它冲着大君笑了笑,好像很轻快很关切无比充满家国情怀先天下之忧而忧后天下之乐而乐的样子,
然而,面前的年轻男子并未做出答复,他只是定定地看着面前的恶鬼,
他看见了那张可怖的脸,那双眼睛里深不见底的煞气和贪婪。
“陛下您.............”魑魅还未将‘是怎么想的’几个字还未来得及说出口,突然整个身躯好像从后面被什么东西死死束缚住了,
不可能是鬼神!
他现在的状态根本无法施展这种强力的术!
回过头才发现,一个年龄约莫五十来岁衣着华丽的漂亮女人连同着好几个护卫模样的鬼,从背后施法将他死死地束缚住,
太后,
虽说有些皱纹爬上了她的脸庞,却依旧是风韵犹存气场十足的模样。她恶狠狠地盯着魑魅,眼睛似乎要喷发出火光,
“太后娘娘................”
“闭嘴!先前的大君退位了也还是太上皇,就算我是女鬼就算他今天因为公事没来,我也拥有处决你的权力!”
话音未落,只见太后来到魑魅身前,示意带土放手后,她一个用力想要拿回权杖,
可是魑魅依然死死攥着不肯放手,
“娘娘您别急,陛下都还没回答我的话。”
“少来这套!我们都知道了你的诡计。马上松手归还魔力权杖。看样子还不松开是吧,来人!上以极刑!”

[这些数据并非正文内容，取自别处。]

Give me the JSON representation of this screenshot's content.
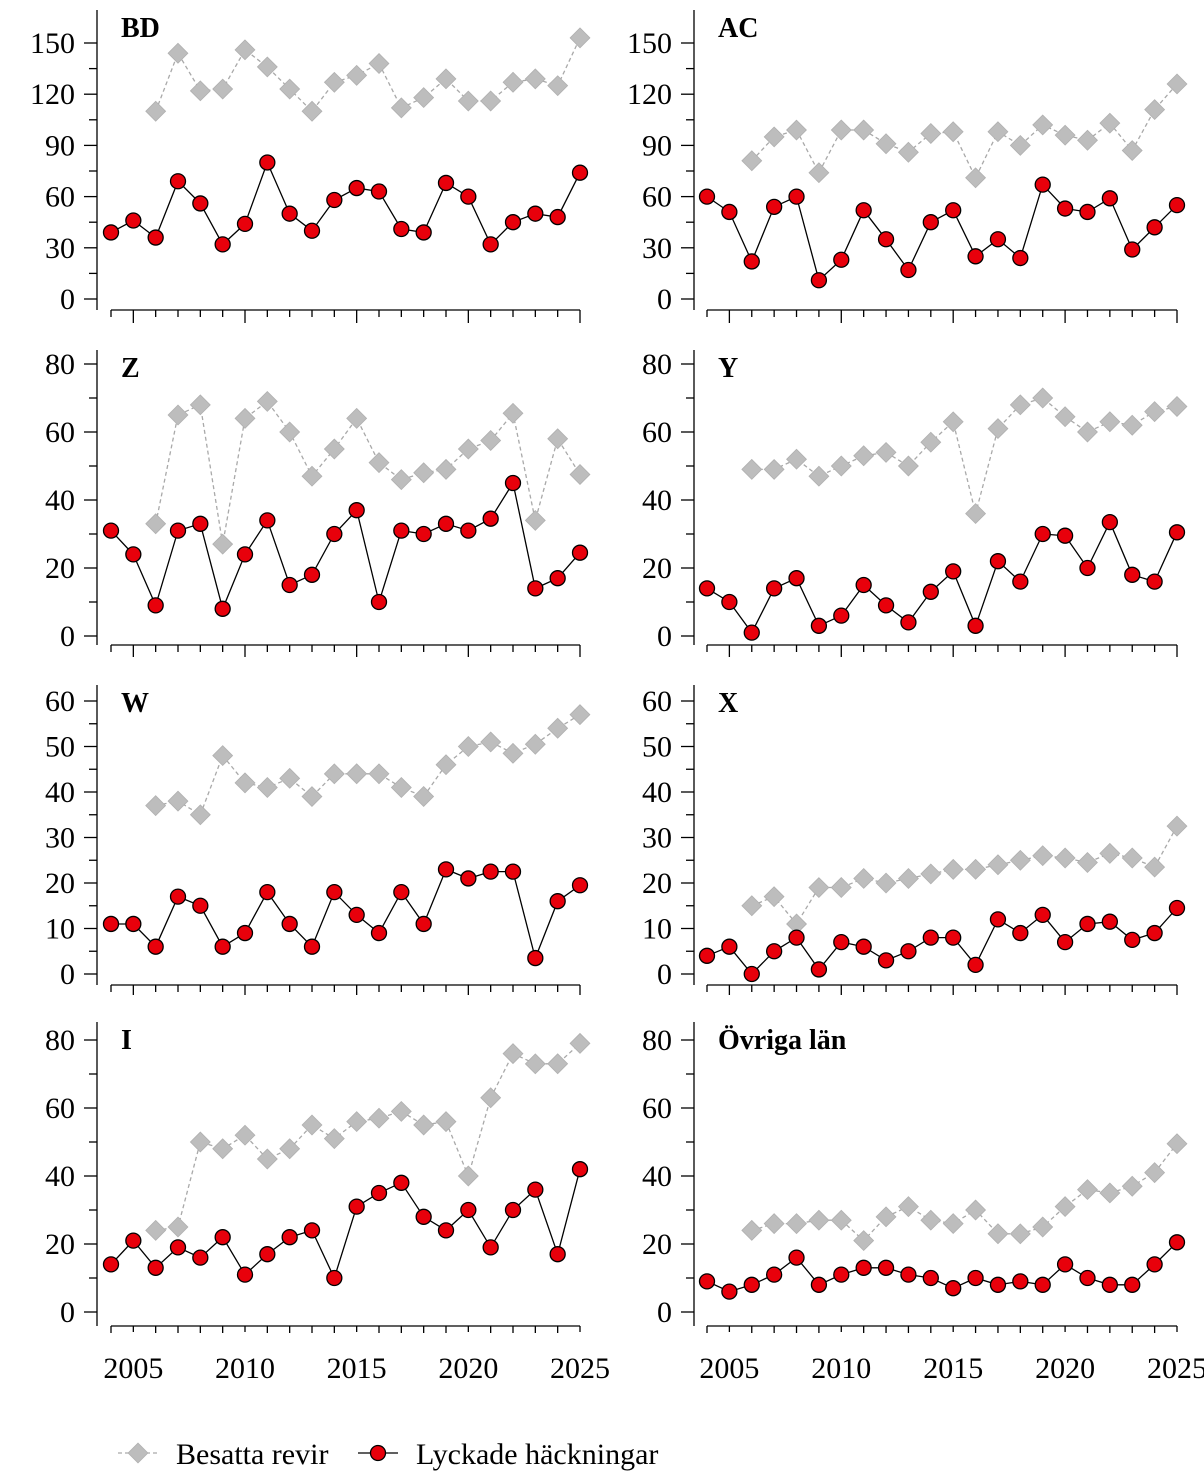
{
  "legend": {
    "occupied_label": "Besatta revir",
    "successful_label": "Lyckade häckningar"
  },
  "colors": {
    "occupied": "#bdbdbd",
    "successful": "#e8000b",
    "successful_line": "#000000"
  },
  "chart_data": [
    {
      "type": "line",
      "title": "BD",
      "x": [
        2004,
        2005,
        2006,
        2007,
        2008,
        2009,
        2010,
        2011,
        2012,
        2013,
        2014,
        2015,
        2016,
        2017,
        2018,
        2019,
        2020,
        2021,
        2022,
        2023,
        2024,
        2025
      ],
      "series": [
        {
          "name": "Besatta revir",
          "values": [
            null,
            null,
            110,
            144,
            122,
            123,
            146,
            136,
            123,
            110,
            127,
            131,
            138,
            112,
            118,
            129,
            116,
            116,
            127,
            129,
            125,
            153
          ]
        },
        {
          "name": "Lyckade häckningar",
          "values": [
            39,
            46,
            36,
            69,
            56,
            32,
            44,
            80,
            50,
            40,
            58,
            65,
            63,
            41,
            39,
            68,
            60,
            32,
            45,
            50,
            48,
            74
          ]
        }
      ],
      "ylim": [
        0,
        150
      ],
      "yticks": [
        0,
        30,
        60,
        90,
        120,
        150
      ],
      "xticks": [
        2005,
        2010,
        2015,
        2020,
        2025
      ]
    },
    {
      "type": "line",
      "title": "AC",
      "x": [
        2004,
        2005,
        2006,
        2007,
        2008,
        2009,
        2010,
        2011,
        2012,
        2013,
        2014,
        2015,
        2016,
        2017,
        2018,
        2019,
        2020,
        2021,
        2022,
        2023,
        2024,
        2025
      ],
      "series": [
        {
          "name": "Besatta revir",
          "values": [
            null,
            null,
            81,
            95,
            99,
            74,
            99,
            99,
            91,
            86,
            97,
            98,
            71,
            98,
            90,
            102,
            96,
            93,
            103,
            87,
            111,
            126
          ]
        },
        {
          "name": "Lyckade häckningar",
          "values": [
            60,
            51,
            22,
            54,
            60,
            11,
            23,
            52,
            35,
            17,
            45,
            52,
            25,
            35,
            24,
            67,
            53,
            51,
            59,
            29,
            42,
            55
          ]
        }
      ],
      "ylim": [
        0,
        150
      ],
      "yticks": [
        0,
        30,
        60,
        90,
        120,
        150
      ],
      "xticks": [
        2005,
        2010,
        2015,
        2020,
        2025
      ]
    },
    {
      "type": "line",
      "title": "Z",
      "x": [
        2004,
        2005,
        2006,
        2007,
        2008,
        2009,
        2010,
        2011,
        2012,
        2013,
        2014,
        2015,
        2016,
        2017,
        2018,
        2019,
        2020,
        2021,
        2022,
        2023,
        2024,
        2025
      ],
      "series": [
        {
          "name": "Besatta revir",
          "values": [
            null,
            null,
            33,
            65,
            68,
            27,
            64,
            69,
            60,
            47,
            55,
            64,
            51,
            46,
            48,
            49,
            55,
            57.5,
            65.5,
            34,
            58,
            47.5
          ]
        },
        {
          "name": "Lyckade häckningar",
          "values": [
            31,
            24,
            9,
            31,
            33,
            8,
            24,
            34,
            15,
            18,
            30,
            37,
            10,
            31,
            30,
            33,
            31,
            34.5,
            45,
            14,
            17,
            24.5
          ]
        }
      ],
      "ylim": [
        0,
        80
      ],
      "yticks": [
        0,
        20,
        40,
        60,
        80
      ],
      "xticks": [
        2005,
        2010,
        2015,
        2020,
        2025
      ]
    },
    {
      "type": "line",
      "title": "Y",
      "x": [
        2004,
        2005,
        2006,
        2007,
        2008,
        2009,
        2010,
        2011,
        2012,
        2013,
        2014,
        2015,
        2016,
        2017,
        2018,
        2019,
        2020,
        2021,
        2022,
        2023,
        2024,
        2025
      ],
      "series": [
        {
          "name": "Besatta revir",
          "values": [
            null,
            null,
            49,
            49,
            52,
            47,
            50,
            53,
            54,
            50,
            57,
            63,
            36,
            61,
            68,
            70,
            64.5,
            60,
            63,
            62,
            66,
            67.5
          ]
        },
        {
          "name": "Lyckade häckningar",
          "values": [
            14,
            10,
            1,
            14,
            17,
            3,
            6,
            15,
            9,
            4,
            13,
            19,
            3,
            22,
            16,
            30,
            29.5,
            20,
            33.5,
            18,
            16,
            30.5
          ]
        }
      ],
      "ylim": [
        0,
        80
      ],
      "yticks": [
        0,
        20,
        40,
        60,
        80
      ],
      "xticks": [
        2005,
        2010,
        2015,
        2020,
        2025
      ]
    },
    {
      "type": "line",
      "title": "W",
      "x": [
        2004,
        2005,
        2006,
        2007,
        2008,
        2009,
        2010,
        2011,
        2012,
        2013,
        2014,
        2015,
        2016,
        2017,
        2018,
        2019,
        2020,
        2021,
        2022,
        2023,
        2024,
        2025
      ],
      "series": [
        {
          "name": "Besatta revir",
          "values": [
            null,
            null,
            37,
            38,
            35,
            48,
            42,
            41,
            43,
            39,
            44,
            44,
            44,
            41,
            39,
            46,
            50,
            51,
            48.5,
            50.5,
            54,
            57
          ]
        },
        {
          "name": "Lyckade häckningar",
          "values": [
            11,
            11,
            6,
            17,
            15,
            6,
            9,
            18,
            11,
            6,
            18,
            13,
            9,
            18,
            11,
            23,
            21,
            22.5,
            22.5,
            3.5,
            16,
            19.5
          ]
        }
      ],
      "ylim": [
        0,
        60
      ],
      "yticks": [
        0,
        10,
        20,
        30,
        40,
        50,
        60
      ],
      "xticks": [
        2005,
        2010,
        2015,
        2020,
        2025
      ]
    },
    {
      "type": "line",
      "title": "X",
      "x": [
        2004,
        2005,
        2006,
        2007,
        2008,
        2009,
        2010,
        2011,
        2012,
        2013,
        2014,
        2015,
        2016,
        2017,
        2018,
        2019,
        2020,
        2021,
        2022,
        2023,
        2024,
        2025
      ],
      "series": [
        {
          "name": "Besatta revir",
          "values": [
            null,
            null,
            15,
            17,
            11,
            19,
            19,
            21,
            20,
            21,
            22,
            23,
            23,
            24,
            25,
            26,
            25.5,
            24.5,
            26.5,
            25.5,
            23.5,
            32.5
          ]
        },
        {
          "name": "Lyckade häckningar",
          "values": [
            4,
            6,
            0,
            5,
            8,
            1,
            7,
            6,
            3,
            5,
            8,
            8,
            2,
            12,
            9,
            13,
            7,
            11,
            11.5,
            7.5,
            9,
            14.5
          ]
        }
      ],
      "ylim": [
        0,
        60
      ],
      "yticks": [
        0,
        10,
        20,
        30,
        40,
        50,
        60
      ],
      "xticks": [
        2005,
        2010,
        2015,
        2020,
        2025
      ]
    },
    {
      "type": "line",
      "title": "I",
      "x": [
        2004,
        2005,
        2006,
        2007,
        2008,
        2009,
        2010,
        2011,
        2012,
        2013,
        2014,
        2015,
        2016,
        2017,
        2018,
        2019,
        2020,
        2021,
        2022,
        2023,
        2024,
        2025
      ],
      "series": [
        {
          "name": "Besatta revir",
          "values": [
            null,
            null,
            24,
            25,
            50,
            48,
            52,
            45,
            48,
            55,
            51,
            56,
            57,
            59,
            55,
            56,
            40,
            63,
            76,
            73,
            73,
            79
          ]
        },
        {
          "name": "Lyckade häckningar",
          "values": [
            14,
            21,
            13,
            19,
            16,
            22,
            11,
            17,
            22,
            24,
            10,
            31,
            35,
            38,
            28,
            24,
            30,
            19,
            30,
            36,
            17,
            42
          ]
        }
      ],
      "ylim": [
        0,
        80
      ],
      "yticks": [
        0,
        20,
        40,
        60,
        80
      ],
      "xticks": [
        2005,
        2010,
        2015,
        2020,
        2025
      ]
    },
    {
      "type": "line",
      "title": "Övriga län",
      "x": [
        2004,
        2005,
        2006,
        2007,
        2008,
        2009,
        2010,
        2011,
        2012,
        2013,
        2014,
        2015,
        2016,
        2017,
        2018,
        2019,
        2020,
        2021,
        2022,
        2023,
        2024,
        2025
      ],
      "series": [
        {
          "name": "Besatta revir",
          "values": [
            null,
            null,
            24,
            26,
            26,
            27,
            27,
            21,
            28,
            31,
            27,
            26,
            30,
            23,
            23,
            25,
            31,
            36,
            35,
            37,
            41,
            49.5
          ]
        },
        {
          "name": "Lyckade häckningar",
          "values": [
            9,
            6,
            8,
            11,
            16,
            8,
            11,
            13,
            13,
            11,
            10,
            7,
            10,
            8,
            9,
            8,
            14,
            10,
            8,
            8,
            14,
            20.5
          ]
        }
      ],
      "ylim": [
        0,
        80
      ],
      "yticks": [
        0,
        20,
        40,
        60,
        80
      ],
      "xticks": [
        2005,
        2010,
        2015,
        2020,
        2025
      ]
    }
  ]
}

说罢,只见太后手指轻轻在空中一点,瞬间,就凭空多了几个刽子手模样的鬼,
“娘娘饶命!”
“太迟了!”
刽子手们走到了魑魅面前,太后也出于回避走开了,可她手中束缚住魑魅的法术依然没有停下来,
那个年轻的君王示意带土来到他的身边时,身后突然响起了凄厉的惨叫声,
“啊!!!!!!!”
太后依然用法术束缚住魑魅,那几个刽子手已经动手了,被施加极刑所带来的痛苦令它不由得惨叫着,
带土微微皱了皱眉,别过头,不想去看那恶鬼表情扭曲的惨状。
“带土,你做的很好。”
直到大君率先开口时,原本还在愣神的带土,这才有了反应,
“您,就是新即位的冥界大君?也就是之前的太子?”
“嗯。”
“失礼了,方才没能为陛下请安,真是抱歉。”
“没事,应该是寡人感谢你才对。带土,时间到了,快去结界那处吧,姑娘们都还在那里呢,应该很安全。”
“嗯..........”
“这里就交给我们皇族来处理吧,快去,好好和新娘道别。”
“好的。”
带土的脸上霎时挂起了一抹满是凄凉的笑,同大君道别后,他转身,朝着结界的方向走去,
那深蓝色的高大背影,渐渐被隐没在了至深的夜色之中。